釣書の字
定年を迎えた私の夫は、これからの生きがいを求めて模索中です。その夫が先日、『習字をならいに行く!』と言い出したものですから、思わず噴き出し、うろたえました。
夫は毛筆・硬筆ともに字を書かないできました。そう、書けないのではなく書かないだけです。今どきそんな人、いるの?と言われそうですね。だけど、夫は過去から現在に至るも、恐らく未来にかけても永遠に、私を妻にしている限りは書かないでしょうよ。それには、こんな暗黙の了解があるからです。
二人はごく普通のお見合結婚でした。最初に「釣書」なるものをお渡ししましたが、彼からはまいりませんでした。さては、男性の横暴!と不満でしたが、何分、封建制のなごりをとどめる昭和三十年初期のこと。結局、彼については仲人口を信じてお見合を、三ヵ月後には結婚というスピードぶり。
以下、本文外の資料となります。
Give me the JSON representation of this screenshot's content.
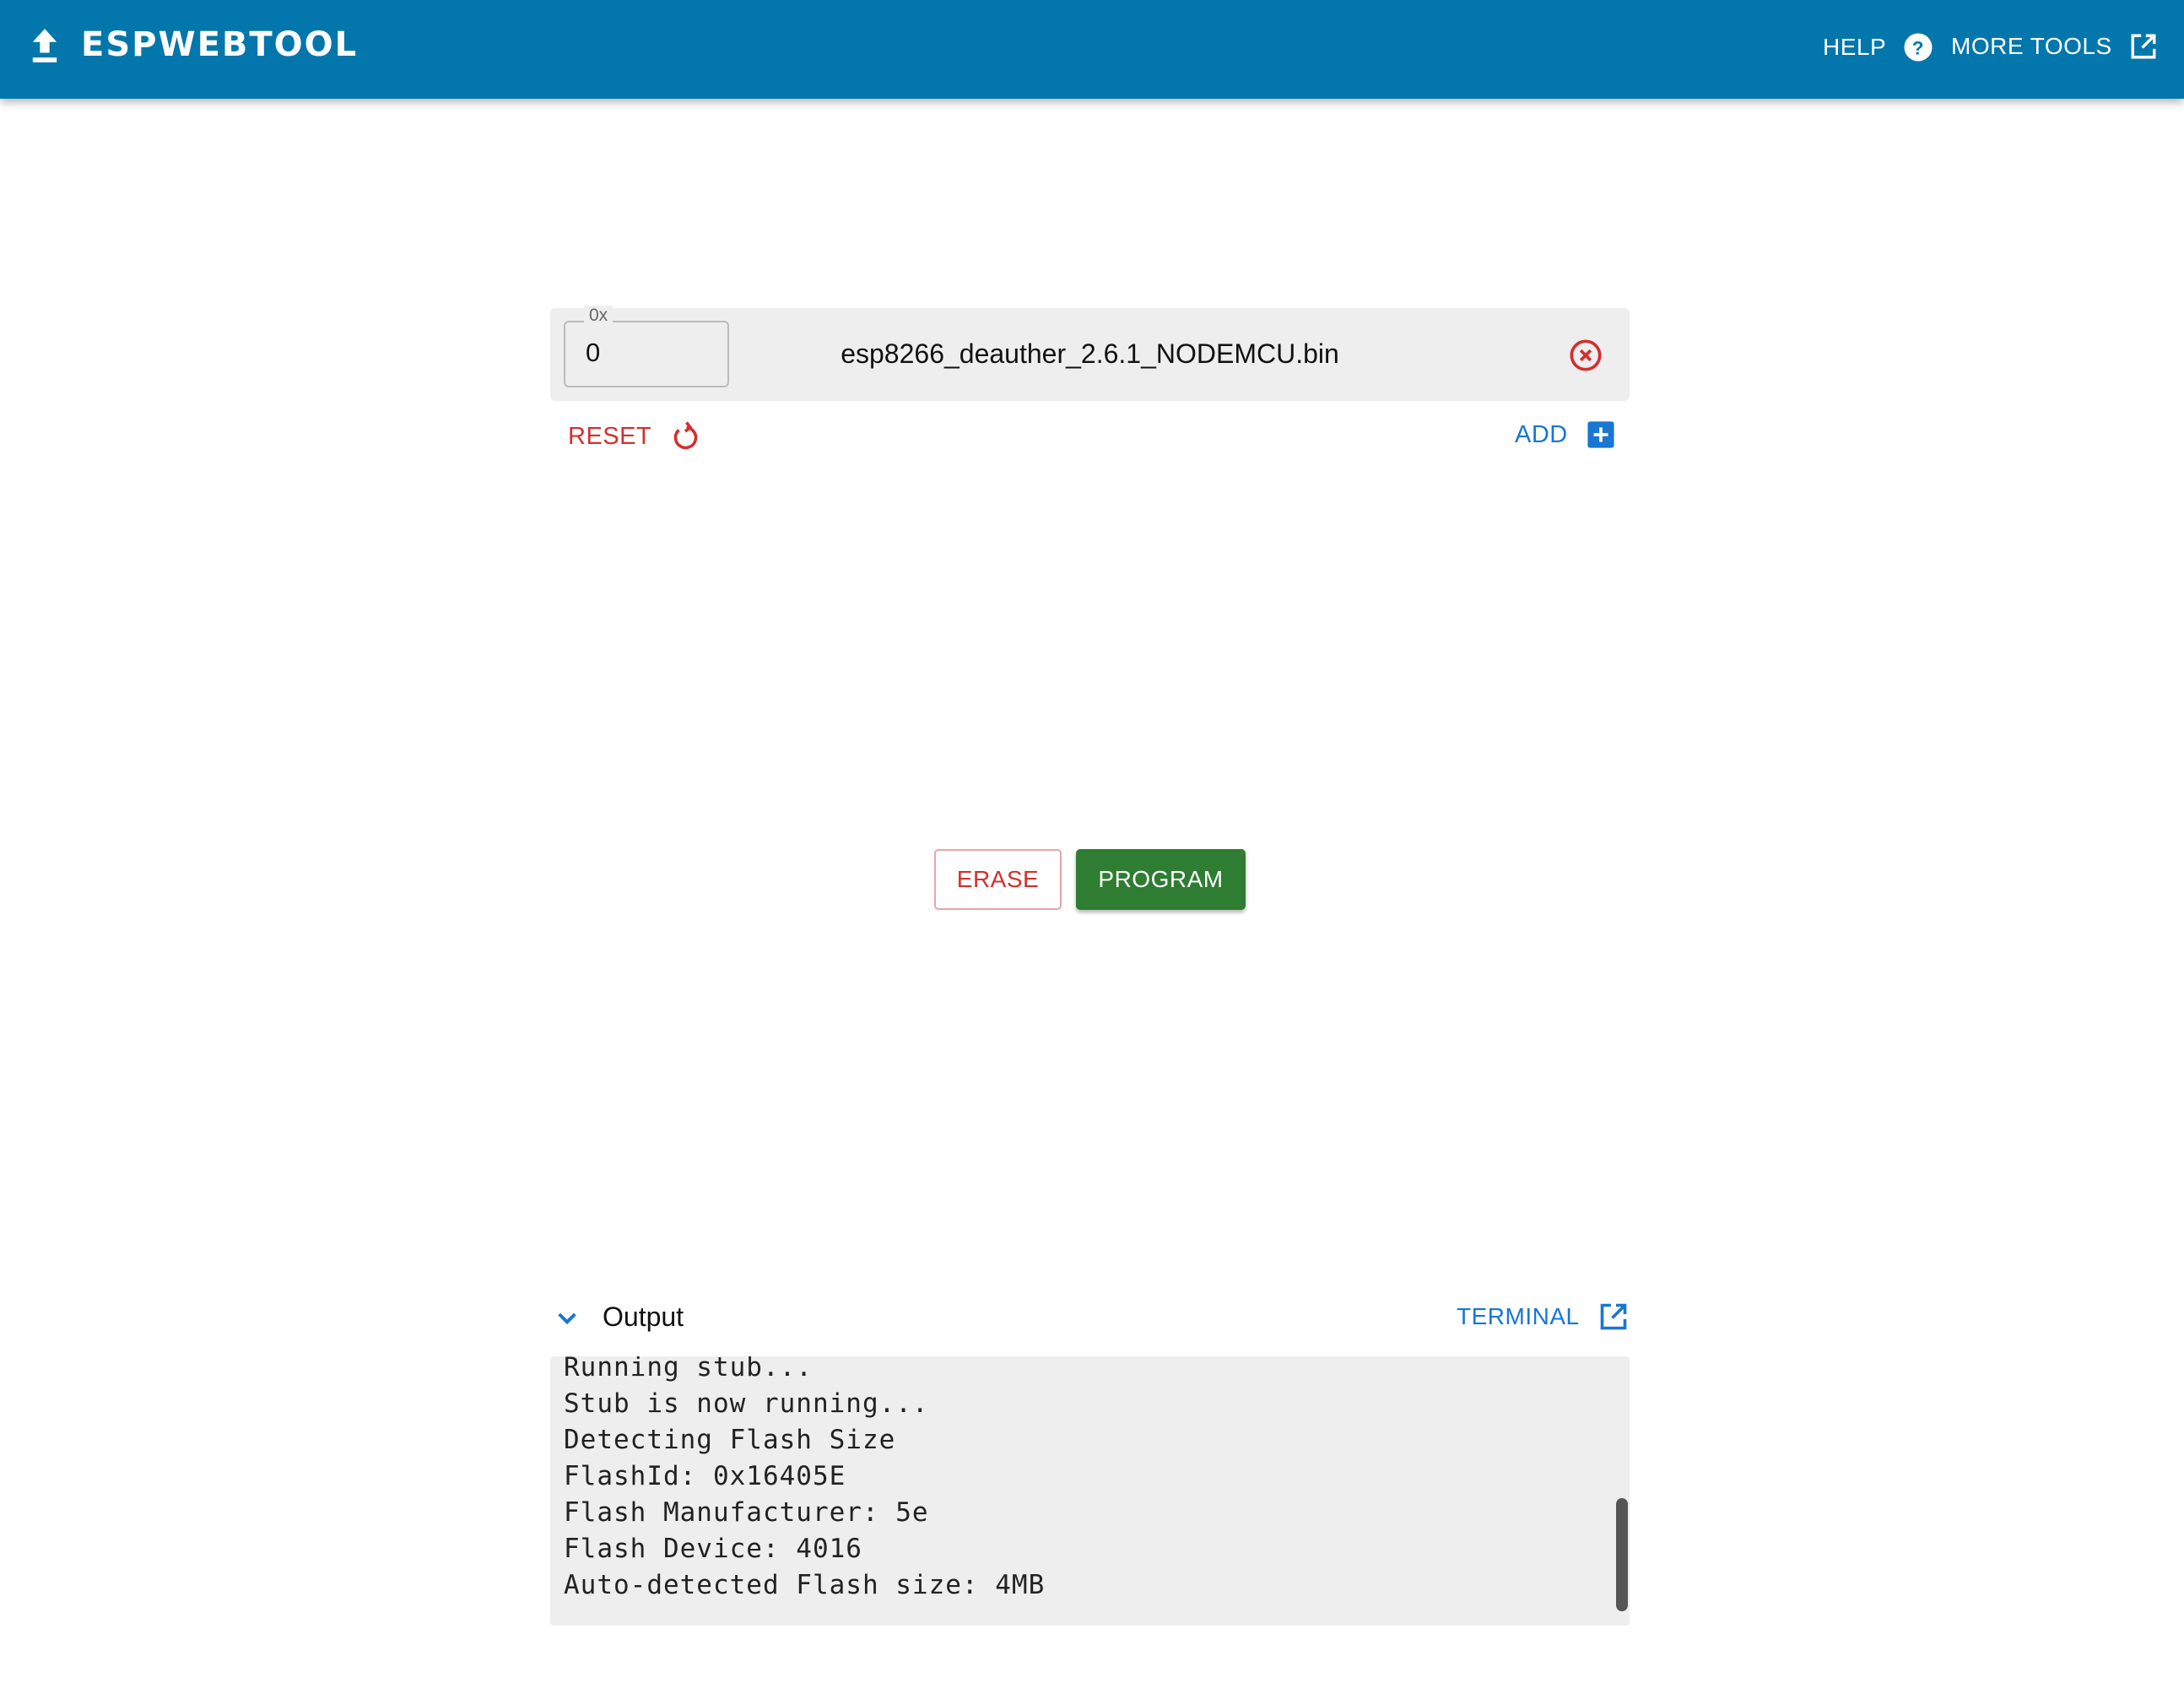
{
  "header": {
    "title": "ESPWEBTOOL",
    "help": "HELP",
    "more_tools": "MORE TOOLS"
  },
  "file": {
    "offset_label": "0x",
    "offset_value": "0",
    "filename": "esp8266_deauther_2.6.1_NODEMCU.bin"
  },
  "actions": {
    "reset": "RESET",
    "add": "ADD",
    "erase": "ERASE",
    "program": "PROGRAM"
  },
  "output": {
    "title": "Output",
    "terminal": "TERMINAL",
    "lines": [
      "Running stub...",
      "Stub is now running...",
      "Detecting Flash Size",
      "FlashId: 0x16405E",
      "Flash Manufacturer: 5e",
      "Flash Device: 4016",
      "Auto-detected Flash size: 4MB"
    ]
  },
  "colors": {
    "header": "#0377ac",
    "danger": "#d32f2f",
    "primary": "#1976d2",
    "success": "#2e7d32"
  }
}
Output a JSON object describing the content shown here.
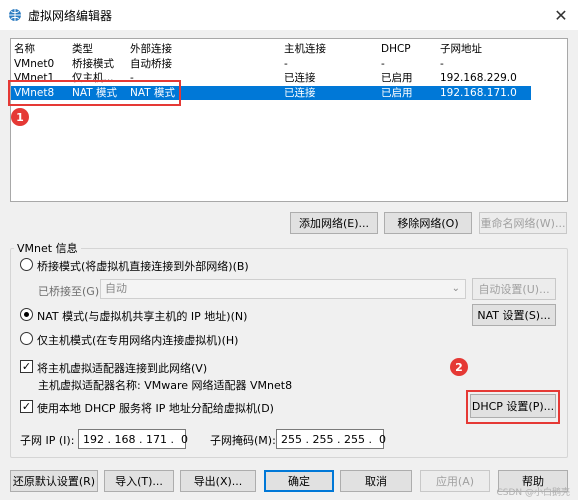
{
  "window": {
    "title": "虚拟网络编辑器"
  },
  "table": {
    "columns": [
      "名称",
      "类型",
      "外部连接",
      "主机连接",
      "DHCP",
      "子网地址"
    ],
    "rows": [
      [
        "VMnet0",
        "桥接模式",
        "自动桥接",
        "-",
        "-",
        "-"
      ],
      [
        "VMnet1",
        "仅主机...",
        "-",
        "已连接",
        "已启用",
        "192.168.229.0"
      ],
      [
        "VMnet8",
        "NAT 模式",
        "NAT 模式",
        "已连接",
        "已启用",
        "192.168.171.0"
      ]
    ]
  },
  "annotations": {
    "badge1": "1",
    "badge2": "2"
  },
  "list_buttons": {
    "add": "添加网络(E)...",
    "remove": "移除网络(O)",
    "rename": "重命名网络(W)..."
  },
  "vmnet_info": {
    "title": "VMnet 信息",
    "bridged_label": "桥接模式(将虚拟机直接连接到外部网络)(B)",
    "bridged_to_label": "已桥接至(G):",
    "bridged_to_value": "自动",
    "auto_settings": "自动设置(U)...",
    "nat_label": "NAT 模式(与虚拟机共享主机的 IP 地址)(N)",
    "nat_settings": "NAT 设置(S)...",
    "hostonly_label": "仅主机模式(在专用网络内连接虚拟机)(H)",
    "connect_adapter_label": "将主机虚拟适配器连接到此网络(V)",
    "adapter_name_label": "主机虚拟适配器名称: VMware 网络适配器 VMnet8",
    "dhcp_label": "使用本地 DHCP 服务将 IP 地址分配给虚拟机(D)",
    "dhcp_settings": "DHCP 设置(P)...",
    "subnet_ip_label": "子网 IP (I):",
    "subnet_ip_value": "192 . 168 . 171 .  0",
    "subnet_mask_label": "子网掩码(M):",
    "subnet_mask_value": "255 . 255 . 255 .  0"
  },
  "bottom_buttons": {
    "restore": "还原默认设置(R)",
    "import": "导入(T)...",
    "export": "导出(X)...",
    "ok": "确定",
    "cancel": "取消",
    "apply": "应用(A)",
    "help": "帮助"
  },
  "watermark": "CSDN @小白鹅壳"
}
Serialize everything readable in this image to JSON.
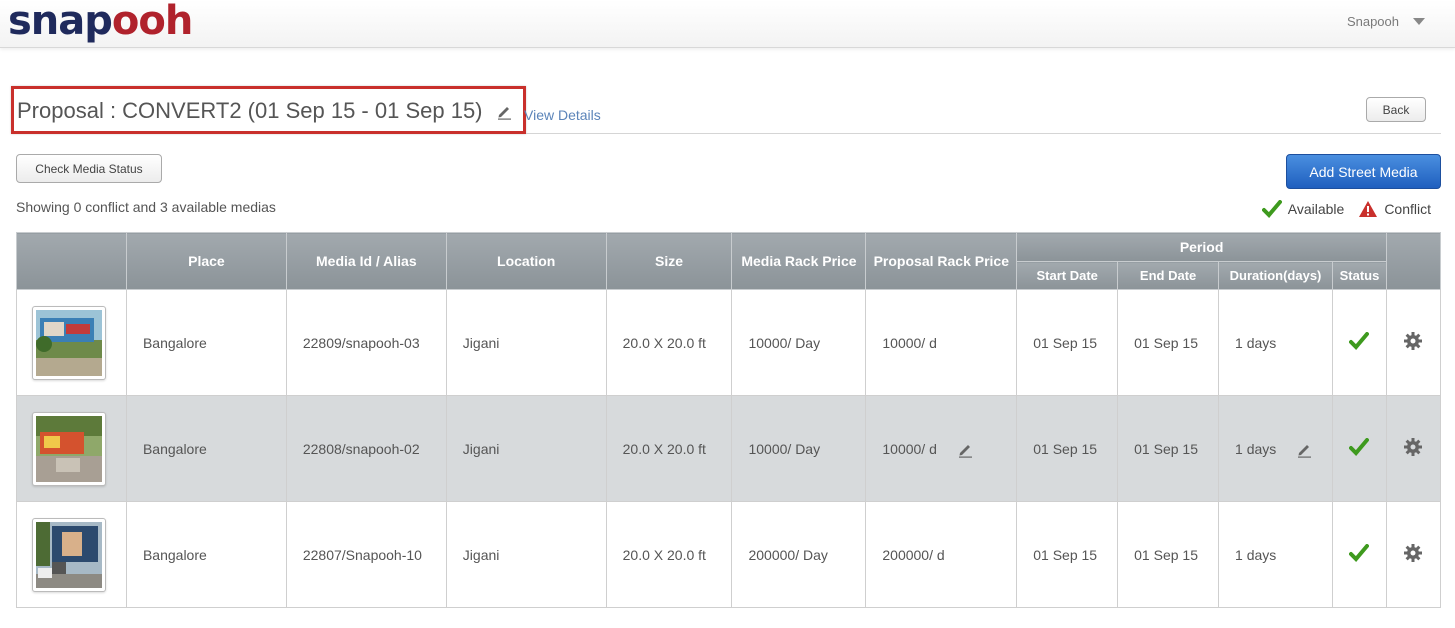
{
  "brand": {
    "part1": "snap",
    "part2": "ooh"
  },
  "user": {
    "name": "Snapooh"
  },
  "proposal": {
    "title": "Proposal : CONVERT2 (01 Sep 15 - 01 Sep 15)",
    "view_details": "View Details"
  },
  "buttons": {
    "back": "Back",
    "check_status": "Check Media Status",
    "add_media": "Add Street Media"
  },
  "summary": "Showing 0 conflict and 3 available medias",
  "legend": {
    "available": "Available",
    "conflict": "Conflict"
  },
  "colors": {
    "brand_dark": "#1f2a5c",
    "brand_red": "#b0222c",
    "available": "#3e9a1e",
    "conflict": "#c9302c",
    "accent_blue": "#2a6fd0"
  },
  "table": {
    "headers": {
      "place": "Place",
      "media_id": "Media Id / Alias",
      "location": "Location",
      "size": "Size",
      "media_rack_price": "Media Rack Price",
      "proposal_rack_price": "Proposal Rack Price",
      "period": "Period",
      "start_date": "Start Date",
      "end_date": "End Date",
      "duration": "Duration(days)",
      "status": "Status"
    },
    "rows": [
      {
        "place": "Bangalore",
        "media_id": "22809/snapooh-03",
        "location": "Jigani",
        "size": "20.0 X 20.0 ft",
        "media_rack_price": "10000/ Day",
        "proposal_rack_price": "10000/ d",
        "start_date": "01 Sep 15",
        "end_date": "01 Sep 15",
        "duration": "1 days",
        "status_icon": "check-icon",
        "settings_icon": "gear-icon"
      },
      {
        "place": "Bangalore",
        "media_id": "22808/snapooh-02",
        "location": "Jigani",
        "size": "20.0 X 20.0 ft",
        "media_rack_price": "10000/ Day",
        "proposal_rack_price": "10000/ d",
        "start_date": "01 Sep 15",
        "end_date": "01 Sep 15",
        "duration": "1 days",
        "status_icon": "check-icon",
        "settings_icon": "gear-icon"
      },
      {
        "place": "Bangalore",
        "media_id": "22807/Snapooh-10",
        "location": "Jigani",
        "size": "20.0 X 20.0 ft",
        "media_rack_price": "200000/ Day",
        "proposal_rack_price": "200000/ d",
        "start_date": "01 Sep 15",
        "end_date": "01 Sep 15",
        "duration": "1 days",
        "status_icon": "check-icon",
        "settings_icon": "gear-icon"
      }
    ]
  }
}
ところで、新婚まもなく夫が白状したのによりますと、私の渡した釣書の毛筆の字を見た途端「これにしよう」と決めていたんですって!。決して私の字がうまいとは思いません。きっと彼自身よりマシだったに過ぎないのですよ。妻たる者を選ぶのに、美貌とか気立てとか優しさとか……あるでしょう。それを字で選ぶなんて、やっぱり物好き!。
とは言え、その物好きのお陰で、私は妻の座にありつけたのです。ひたすら夫の書記役を務めてまいりました。年賀状や電話のない時代は親戚、友人への書簡など。夫の仕事は技術系です。さりとて、書くことは避けて通れません。今だから言えることに、簡単な図面から出庫伝票や作業日報(一日遅れに提出)、課員の勤務評定など、さまざまでした。
せっかくの『習字を……』ですが思い止まって頂きます。だって、もしも熟達されようものなら私は妻の座から失業です。一九九〇年は国連『識字年』。それを逆なでするような夫で、わが家の平衡が保たれているのです。